Monday, August 23, 2010

Parashurama: When Absolute Power Corrupts


This is a story we are all familiar with in India. For ages, every Indian child has grown up listening to it, usually from his mother or grandmother, or father or grandfather, and at times from a professional storyteller in a temple or on the village grounds – and the more recent generations from their Amar Chitra Kathas or the television serials.

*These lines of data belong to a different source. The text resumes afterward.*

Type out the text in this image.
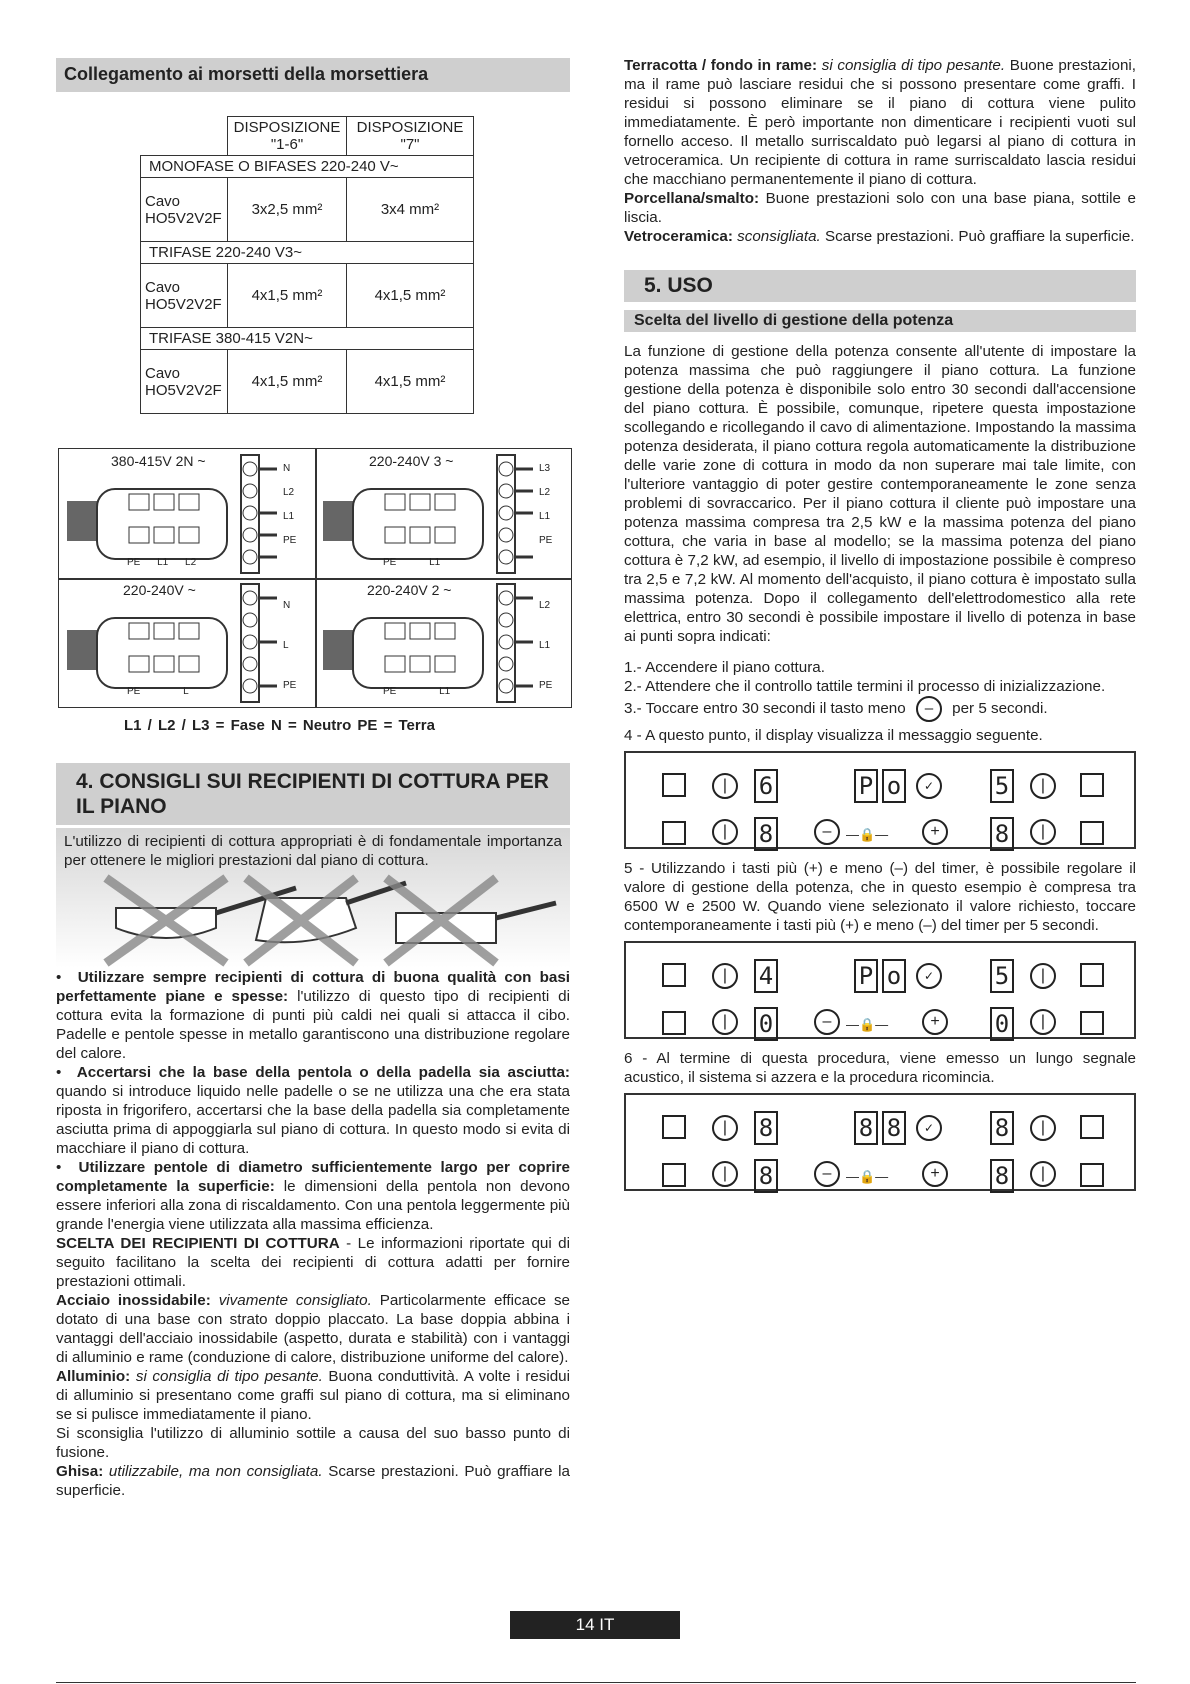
Collegamento ai morsetti della morsettiera
	DISPOSIZIONE "1-6"	DISPOSIZIONE "7"
MONOFASE O BIFASES 220-240 V~		
Cavo HO5V2V2F	3x2,5 mm²	3x4 mm²
TRIFASE 220-240 V3~		
Cavo HO5V2V2F	4x1,5 mm²	4x1,5 mm²
TRIFASE 380-415 V2N~		
Cavo HO5V2V2F	4x1,5 mm²	4x1,5 mm²
380-415V 2N ~	N
L2
L1
PE
PE L1 L2
220-240V 3 ~	L3
L2
L1
PE
PE	L1
220-240V ~
N
L
PE
PE	L
220-240V 2 ~
L2
L1
PE
PE	L1
L1 / L2 / L3 = Fase N = Neutro PE = Terra
4. CONSIGLI SUI RECIPIENTI DI COTTURA PER IL PIANO
L'utilizzo di recipienti di cottura appropriati è di fondamentale importanza per ottenere le migliori prestazioni dal piano di cottura.

•  Utilizzare sempre recipienti di cottura di buona qualità con basi perfettamente piane e spesse: l'utilizzo di questo tipo di recipienti di cottura evita la formazione di punti più caldi nei quali si attacca il cibo. Padelle e pentole spesse in metallo garantiscono una distribuzione regolare del calore.

•  Accertarsi che la base della pentola o della padella sia asciutta: quando si introduce liquido nelle padelle o se ne utilizza una che era stata riposta in frigorifero, accertarsi che la base della padella sia completamente asciutta prima di appoggiarla sul piano di cottura. In questo modo si evita di macchiare il piano di cottura.

•  Utilizzare pentole di diametro sufficientemente largo per coprire completamente la superficie: le dimensioni della pentola non devono essere inferiori alla zona di riscaldamento. Con una pentola leggermente più grande l'energia viene utilizzata alla massima efficienza.

SCELTA DEI RECIPIENTI DI COTTURA - Le informazioni riportate qui di seguito facilitano la scelta dei recipienti di cottura adatti per fornire prestazioni ottimali.

Acciaio inossidabile: vivamente consigliato. Particolarmente efficace se dotato di una base con strato doppio placcato. La base doppia abbina i vantaggi dell'acciaio inossidabile (aspetto, durata e stabilità) con i vantaggi di alluminio e rame (conduzione di calore, distribuzione uniforme del calore).

Alluminio: si consiglia di tipo pesante. Buona conduttività. A volte i residui di alluminio si presentano come graffi sul piano di cottura, ma si eliminano se si pulisce immediatamente il piano.

Si sconsiglia l'utilizzo di alluminio sottile a causa del suo basso punto di fusione.

Ghisa: utilizzabile, ma non consigliata. Scarse prestazioni. Può graffiare la superficie.

Terracotta / fondo in rame: si consiglia di tipo pesante. Buone prestazioni, ma il rame può lasciare residui che si possono presentare come graffi. I residui si possono eliminare se il piano di cottura viene pulito immediatamente. È però importante non dimenticare i recipienti vuoti sul fornello acceso. Il metallo surriscaldato può legarsi al piano di cottura in vetroceramica. Un recipiente di cottura in rame surriscaldato lascia residui che macchiano permanentemente il piano di cottura.

Porcellana/smalto: Buone prestazioni solo con una base piana, sottile e liscia.

Vetroceramica: sconsigliata. Scarse prestazioni. Può graffiare la superficie.

5. USO
Scelta del livello di gestione della potenza

La funzione di gestione della potenza consente all'utente di impostare la potenza massima che può raggiungere il piano cottura. La funzione gestione della potenza è disponibile solo entro 30 secondi dall'accensione del piano cottura. È possibile, comunque, ripetere questa impostazione scollegando e ricollegando il cavo di alimentazione. Impostando la massima potenza desiderata, il piano cottura regola automaticamente la distribuzione delle varie zone di cottura in modo da non superare mai tale limite, con l'ulteriore vantaggio di poter gestire contemporaneamente le zone senza problemi di sovraccarico. Per il piano cottura il cliente può impostare una potenza massima compresa tra 2,5 kW e la massima potenza del piano cottura, che varia in base al modello; se la massima potenza del piano cottura è 7,2 kW, ad esempio, il livello di impostazione possibile è compreso tra 2,5 e 7,2 kW. Al momento dell'acquisto, il piano cottura è impostato sulla massima potenza. Dopo il collegamento dell'elettrodomestico alla rete elettrica, entro 30 secondi è possibile impostare il livello di potenza in base ai punti sopra indicati:

1.- Accendere il piano cottura.

2.- Attendere che il controllo tattile termini il processo di inizializzazione.

3.- Toccare entro 30 secondi il tasto meno – per 5 secondi.

4 - A questo punto, il display visualizza il messaggio seguente.

|
|
6
8
P o	✓
–	—🔒—	+
5
8
|
|

5 - Utilizzando i tasti più (+) e meno (–) del timer, è possibile regolare il valore di gestione della potenza, che in questo esempio è compresa tra 6500 W e 2500 W. Quando viene selezionato il valore richiesto, toccare contemporaneamente i tasti più (+) e meno (–) del timer per 5 secondi.

|
|
4
0
P o	✓
–	—🔒—	+
5
0
|
|

6 - Al termine di questa procedura, viene emesso un lungo segnale acustico, il sistema si azzera e la procedura ricomincia.

|
|
8
8
8 8	✓
–	—🔒—	+
8
8
|
|
14 IT
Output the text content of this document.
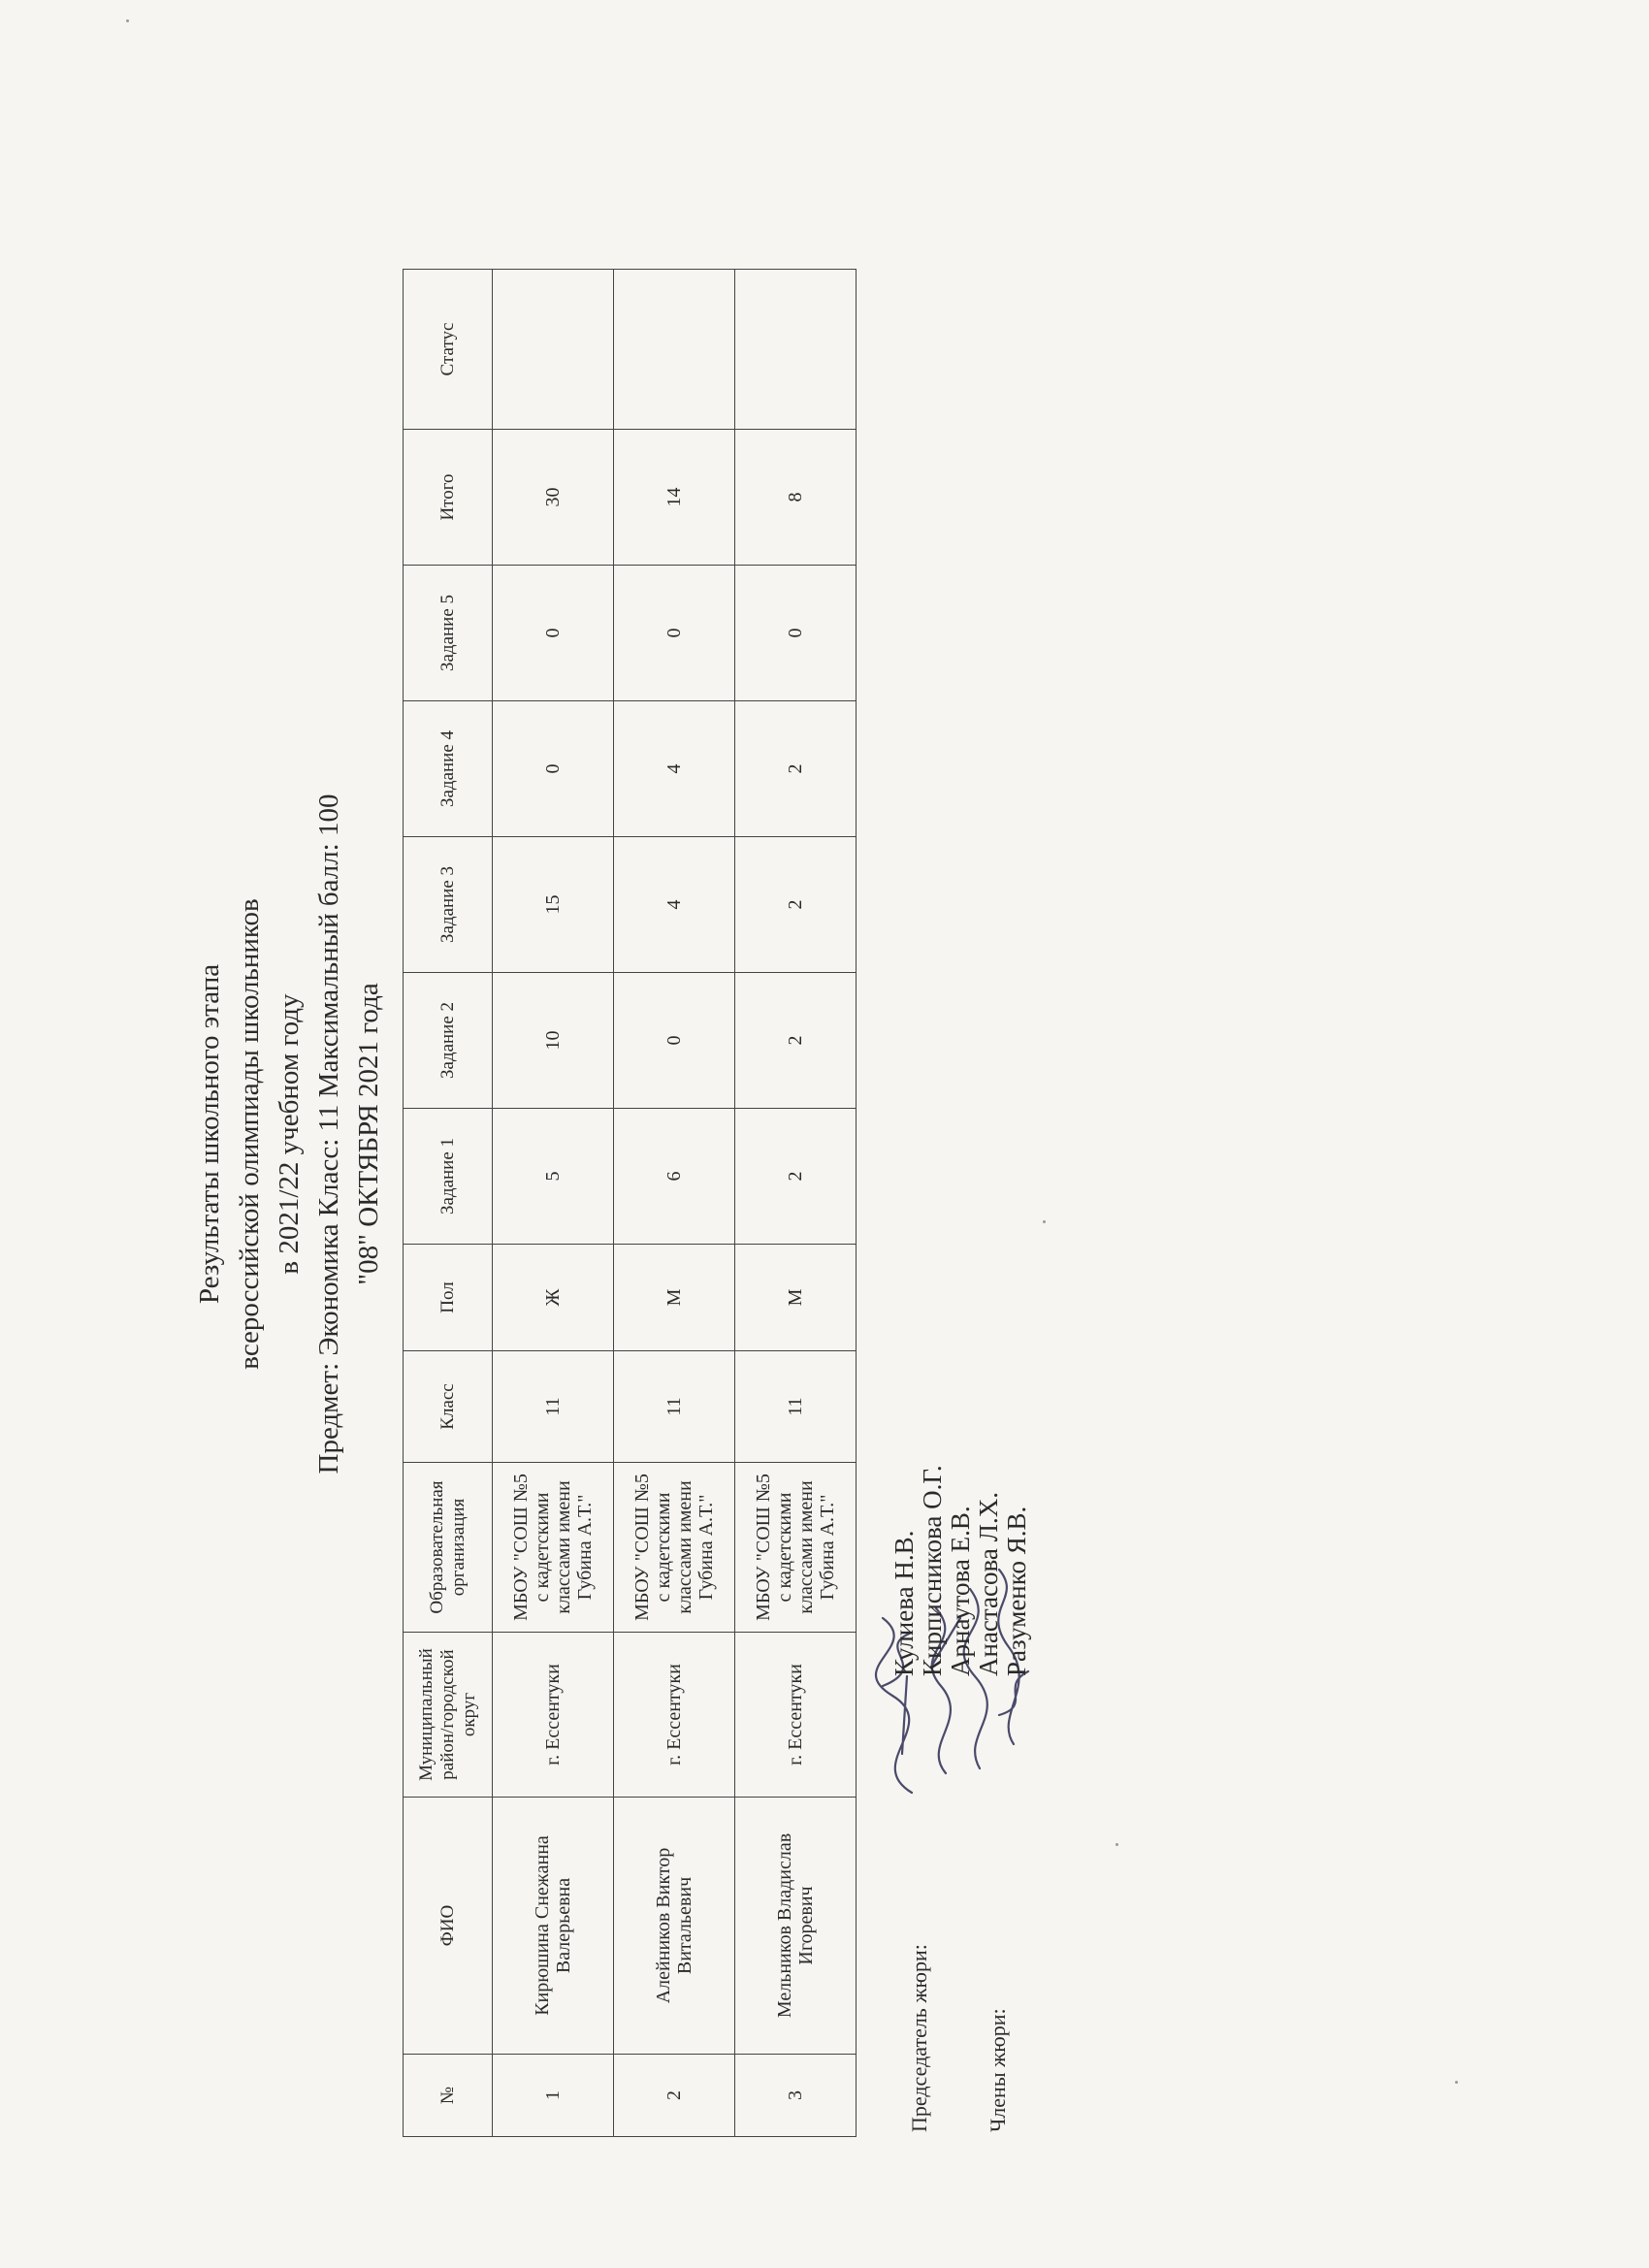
Результаты школьного этапа всероссийской олимпиады школьников в 2021/22 учебном году Предмет: Экономика Класс: 11 Максимальный балл: 100 "08" ОКТЯБРЯ 2021 года
№	ФИО	Муниципальный район/городской округ	Образовательная организация	Класс	Пол	Задание 1	Задание 2	Задание 3	Задание 4	Задание 5	Итого	Статус
1	Кирюшина Снежанна Валерьевна	г. Ессентуки	МБОУ "СОШ №5 с кадетскими классами имени Губина А.Т."	11	Ж	5	10	15	0	0	30	
2	Алейников Виктор Витальевич	г. Ессентуки	МБОУ "СОШ №5 с кадетскими классами имени Губина А.Т."	11	М	6	0	4	4	0	14	
3	Мельников Владислав Игоревич	г. Ессентуки	МБОУ "СОШ №5 с кадетскими классами имени Губина А.Т."	11	М	2	2	2	2	0	8	
Председатель жюри:	Члены жюри:
Кулиева Н.В. Кирписникова О.Г. Арнаутова Е.В. Анастасова Л.Х. Разуменко Я.В.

In a display of valour and strength, Rama has broken Shiva’s bow that had been in the family of Janaka, thus winning Sita in marriage. The wedding is over and he is on his way back from Mithila, Sita’s place, to Ayodhya. The group returning consists of the sage Vasishtha, who is the royal guru of the Ikshwakus, a few other sages, Dasharatha himself, Rama and Sita as well as Rama’s three brothers and their brides. They are just out of Mithila when all on a sudden the sky begins to darken unexpectedly. Birds begin to shriek frightfully everywhere, some from the trees and some flying above the moving party, sending terror to the hearts of all – for they all know it is a dark omen. Confusing them further, they see deer crossing their path from the left – which is a good omen.

Soon there is no time left to analyse omens. For now the shrieks of the birds have become deafening and animals are running in a mad riot everywhere. The earth begins to shake. A storm begins and soon gathers speed and terrifying power. It pulls out mighty trees by their roots, with the ease of a mad elephant pulling up plants from the ground. The storm sends the trees whirling up into the sky and then hurls them down with stupefying force. The storm gathers dust from the earth and sends it up into the skies. The dust covers the sun and darkness envelops everything. No one is able to see anything. Under the impact of the storm, the whole army accompanying Dasharatha and all the servants and attendants with the party fall down unconscious. In the middle of it all, a few people are left standing: Sage Vasishtha and the other sages with him, Dasharatha, his four sons, the four new brides.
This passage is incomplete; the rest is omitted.